The senior musician is 88-year-old Charlie Almedia, a former member of the U.S. Air Force Dance Band who left to become a U.S. Army bandmaster. A jazz clarinetist, he toured with Bob Hope, Dionne Warwick and Frank Sinatra, among many others. He drives south from Viera. “He’s got some resume,” says Jordan. “He still plays beautifully and I just love his stories.”
“Music is like anything you love or are passionate about: It keeps you young,” says Jordan, who was a drum major in his high school marching band and played in a 140-member drum and bugle corps. “Music has such a huge empowering effect on people. Once you put that instrument to your lips or your hands on the drums, guitar or piano, it takes you back to when you were 16 years old.”
Together they produce a sound that guest vocalist Tony Fernandez called “a freight train at your back.”
Jordan’s goal is to perform music beyond jazz standards; he’s started assembling arrangements of pop tunes in the hopes of expanding his audience. “I’m trying to make it a more refreshing sound. We’re going to play some of the old tunes but we’re trying to get away from that and do more progressive type music. We’re going to take arrangements of singers like Bruno Mars and Jason Derulo and make those into a big-band style of music. Let’s face it: Most of the music you hear at parties and weddings is electronic music. I think we have a really good opportunity to introduce more people to the sound of a big band, with all that power.”
Next Thursday’s show celebrates a century of Fitzgerald’s influence – the jazz singer was born in April 1917. Jordan, who hopes to take the show to other cities in Florida says vocalist Alexa, who is 29, sings with a voice “almost identical to Ella’s,” says Jordan. “She scats just like her too.”
Alexa, a graduate of New School University in jazz, has played the Blue Note among other New York clubs. She was named a 2016 DownBeat Critic’s Poll Rising Star and is expected to draw a sizable crowd to the Vero club. And one audience member will certainly have Jordan’s attention: Alexa’s husband, jazz drummer Antonio Sánchez, who since 2002 has played with the legendary Pat Metheny Group. He also wrote the Grammy-nominated score to the 2014 movie “Birdman.”

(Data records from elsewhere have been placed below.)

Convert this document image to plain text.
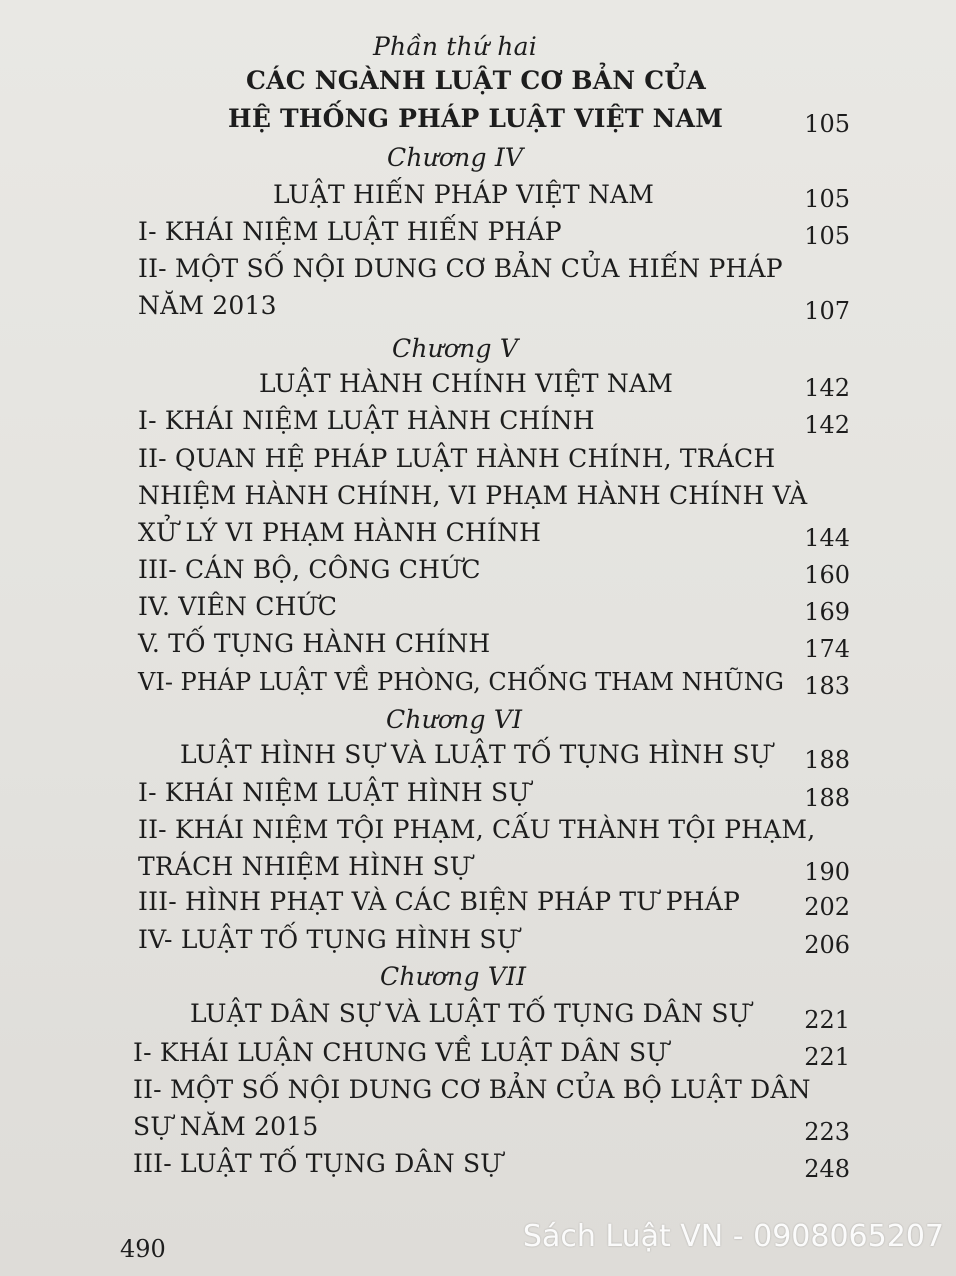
Phần thứ hai
CÁC NGÀNH LUẬT CƠ BẢN CỦA
HỆ THỐNG PHÁP LUẬT VIỆT NAM	105
Chương IV
LUẬT HIẾN PHÁP VIỆT NAM	105
I- KHÁI NIỆM LUẬT HIẾN PHÁP	105
II- MỘT SỐ NỘI DUNG CƠ BẢN CỦA HIẾN PHÁP
NĂM 2013	107
Chương V
LUẬT HÀNH CHÍNH VIỆT NAM	142
I- KHÁI NIỆM LUẬT HÀNH CHÍNH	142
II- QUAN HỆ PHÁP LUẬT HÀNH CHÍNH, TRÁCH
NHIỆM HÀNH CHÍNH, VI PHẠM HÀNH CHÍNH VÀ
XỬ LÝ VI PHẠM HÀNH CHÍNH	144
III- CÁN BỘ, CÔNG CHỨC	160
IV. VIÊN CHỨC	169
V. TỐ TỤNG HÀNH CHÍNH	174
VI- PHÁP LUẬT VỀ PHÒNG, CHỐNG THAM NHŨNG 183
Chương VI
LUẬT HÌNH SỰ VÀ LUẬT TỐ TỤNG HÌNH SỰ	188
I- KHÁI NIỆM LUẬT HÌNH SỰ	188
II- KHÁI NIỆM TỘI PHẠM, CẤU THÀNH TỘI PHẠM,
TRÁCH NHIỆM HÌNH SỰ	190
III- HÌNH PHẠT VÀ CÁC BIỆN PHÁP TƯ PHÁP	202
IV- LUẬT TỐ TỤNG HÌNH SỰ	206
Chương VII
LUẬT DÂN SỰ VÀ LUẬT TỐ TỤNG DÂN SỰ	221
I- KHÁI LUẬN CHUNG VỀ LUẬT DÂN SỰ	221
II- MỘT SỐ NỘI DUNG CƠ BẢN CỦA BỘ LUẬT DÂN
SỰ NĂM 2015	223
III- LUẬT TỐ TỤNG DÂN SỰ	248
490	Sách Luật VN - 0908065207
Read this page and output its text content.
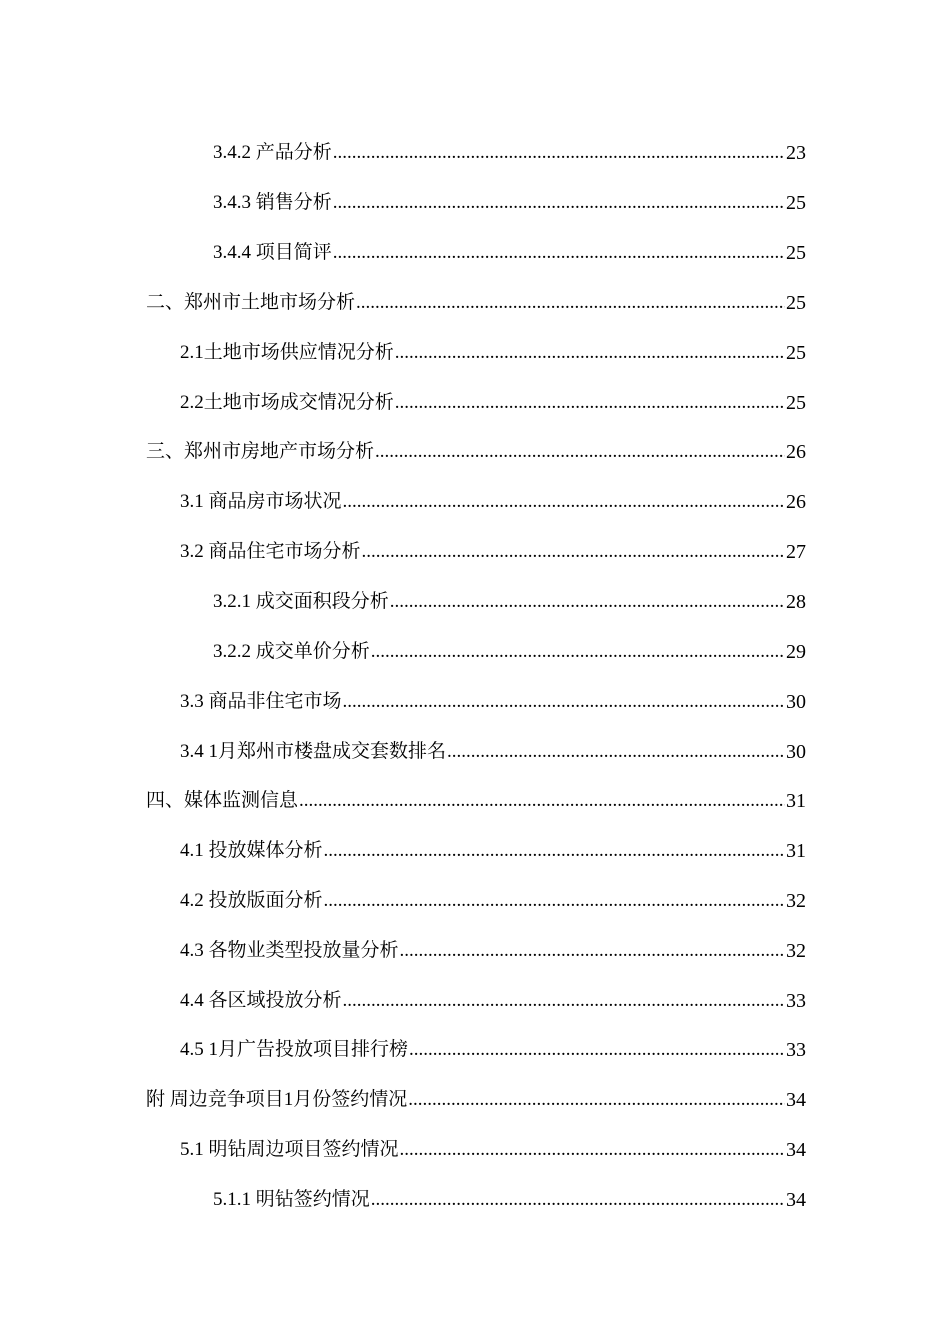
3.4.2 产品分析 .....	23
3.4.3 销售分析 .....	25
3.4.4 项目简评 .....	25
二、郑州市土地市场分析 .....	25
2.1土地市场供应情况分析 .....	25
2.2土地市场成交情况分析 .....	25
三、郑州市房地产市场分析 .....	26
3.1 商品房市场状况 .....	26
3.2 商品住宅市场分析 .....	27
3.2.1 成交面积段分析 .....	28
3.2.2 成交单价分析 .....	29
3.3 商品非住宅市场 .....	30
3.4 1月郑州市楼盘成交套数排名 .....	30
四、媒体监测信息 .....	31
4.1 投放媒体分析 .....	31
4.2 投放版面分析 .....	32
4.3 各物业类型投放量分析 .....	32
4.4 各区域投放分析 .....	33
4.5 1月广告投放项目排行榜 .....	33
附 周边竞争项目1月份签约情况 .....	34
5.1 明钻周边项目签约情况 .....	34
5.1.1 明钻签约情况 .....	34
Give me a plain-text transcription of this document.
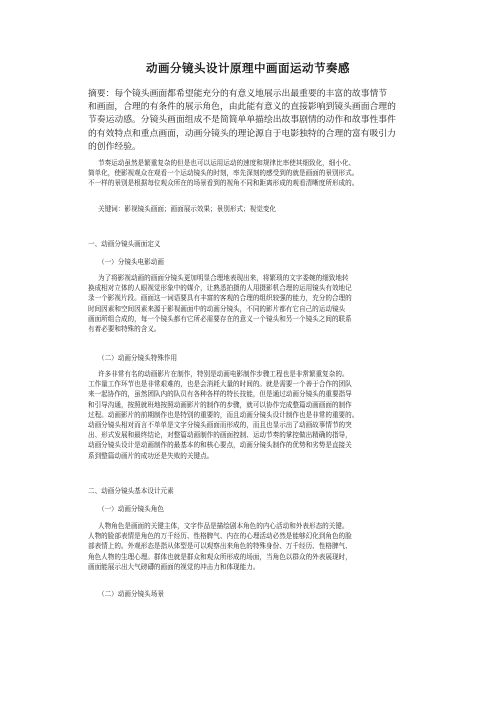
动画分镜头设计原理中画面运动节奏感
摘要：每个镜头画面都希望能充分的有意义地展示出最重要的丰富的故事情节
和画面，合理的有条件的展示角色，由此能有意义的直接影响到镜头画面合理的
节奏运动感。分镜头画面组成不是简简单单描绘出故事剧情的动作和故事性事件
的有效特点和重点画面，动画分镜头的理论源自于电影独特的合理的富有吸引力
的创作经验。
节奏运动虽然是繁重复杂的但是也可以运用运动的速度和规律比率使其细致化，细小化、
简单化，使影视观众在观看一个运动镜头的时刻，率先深刻的感受到的就是画面的景别形式。
不一样的景别是根据每位观众所在的场景看到的视角不同和距离形成的观看清晰度所形成的。
关键词：影视镜头画面；画面展示效果；景别形式；视觉变化
一、动画分镜头画面定义
（一）分镜头电影动画
为了将影视动画的画面分镜头更加明显合理地表现出来，将繁琐的文字委婉的细致地转
换成相对立体的人眼视觉形象中的媒介，让熟悉拍摄的人用摄影机合理的运用镜头有效地记
录一个影视片段。画面这一词语要具有丰富的客观的合理的组织较强的能力，充分的合理的
时间因素和空间因素来源于影视画面中的动画分镜头，不同的影片都有它自己的运动镜头
画面所组合成的，每一个镜头都有它所必需要存在的意义一个镜头和另一个镜头之间的联系
有着必要和特殊的含义。
（二）动画分镜头特殊作用
许多非常有名的动画影片在制作，特别是动画电影制作步骤工程也是非常繁重复杂的。
工作量工作环节也是非常艰难的，也是会消耗大量的时间的。就是需要一个善于合作的团队
来一起协作的，虽然团队内的队员有各种各样的特长技能，但是通过动画分镜头的重要指导
和引导沟通，按照就班地按照动画影片的制作的步骤，就可以协作完成整篇动画画面的制作
过程。动画影片的前期制作也是特别的重要的，而且动画分镜头设计制作也是非常的重要的。
动画分镜头相对而言不单单是文字分镜头画面而形成的，而且也显示出了动画故事情节的突
出、形式发展和最终结论，对整篇动画制作的画面控制、运动节奏的掌控做出精确的指导，
动画分镜头设计是动画制作的最基本的和核心要点，动画分镜头制作的优势和劣势是直接关
系到整篇动画片的成功还是失败的关键点。
二、动画分镜头基本设计元素
（一）动画分镜头角色
人物角色是画面的关键主体，文字作品是描绘剧本角色的内心活动和外表形态的关键。
人物的脸部表情是角色的万千经历、性格脾气、内在的心理活动必然是能够幻化到角色的脸
部表情上的。外观形态是指从体型是可以观察出来角色的特殊身份、万千经历、性格脾气、
角色人物的生理心理。群体也就是群众和观众所形成的场面，当角色以群众的外表展现时，
画面能展示出大气磅礴的画面的视觉的冲击力和体现能力。
（二）动画分镜头场景
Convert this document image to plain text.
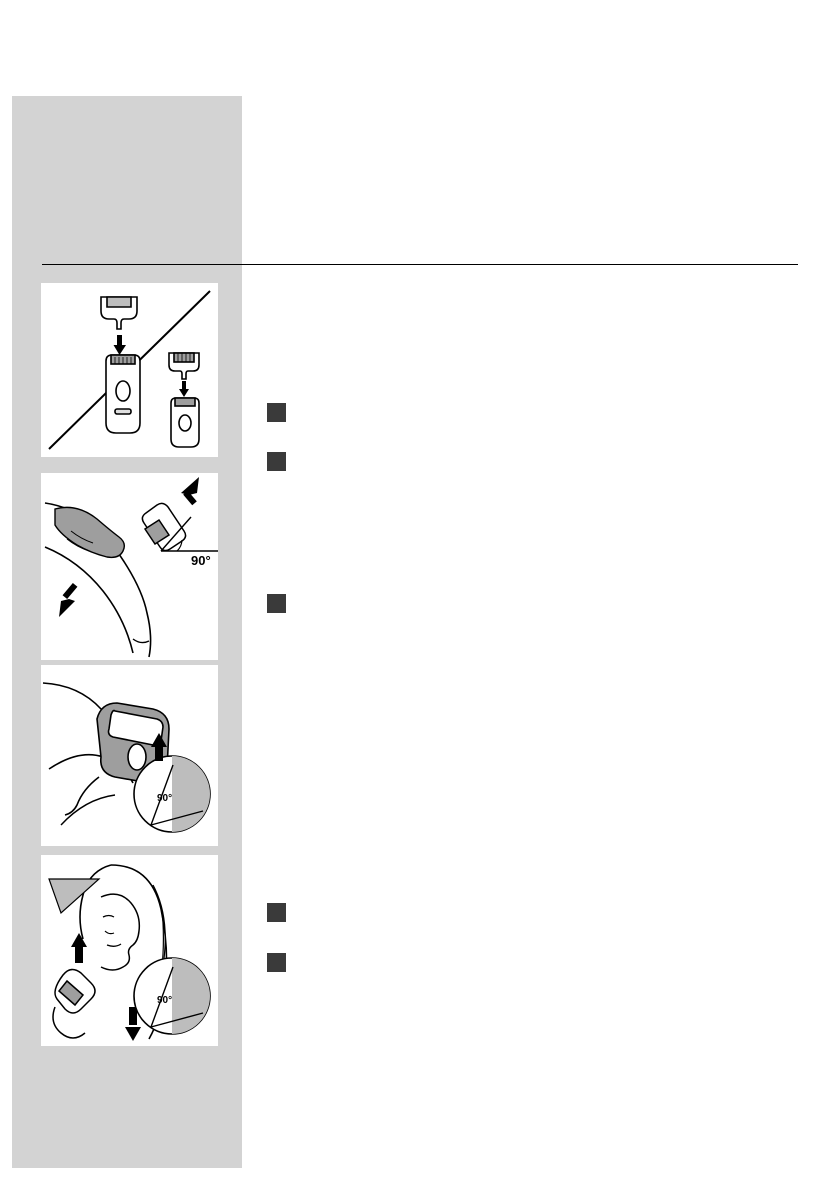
90°
90°
90°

“Of course, the show is about Thana Alexa, but we’re hoping Antonio might sit in with us,” says Jordan.
In the meantime, the band’s rehearsals are open to the public and take place in the evening on the first and third Thursdays of each month. They’re held in the newly renovated space the Italian-American club calls the Bella Italia Ballroom. There’s a bar on premises and snacks are available most nights. So far, even the rehearsals are drawing something of a crowd; Jordan can count on at least 40 showing up.
And it doesn’t hurt that when the band rehearses, the Italian American Civic Association’s president, Tony Andola, makes everybody pizza.
“The guys are gaga over his pizza,” says Jordan. “They come to rehearsal, they get to play jazz, they get pizza and a cocktail – they’re thrilled.”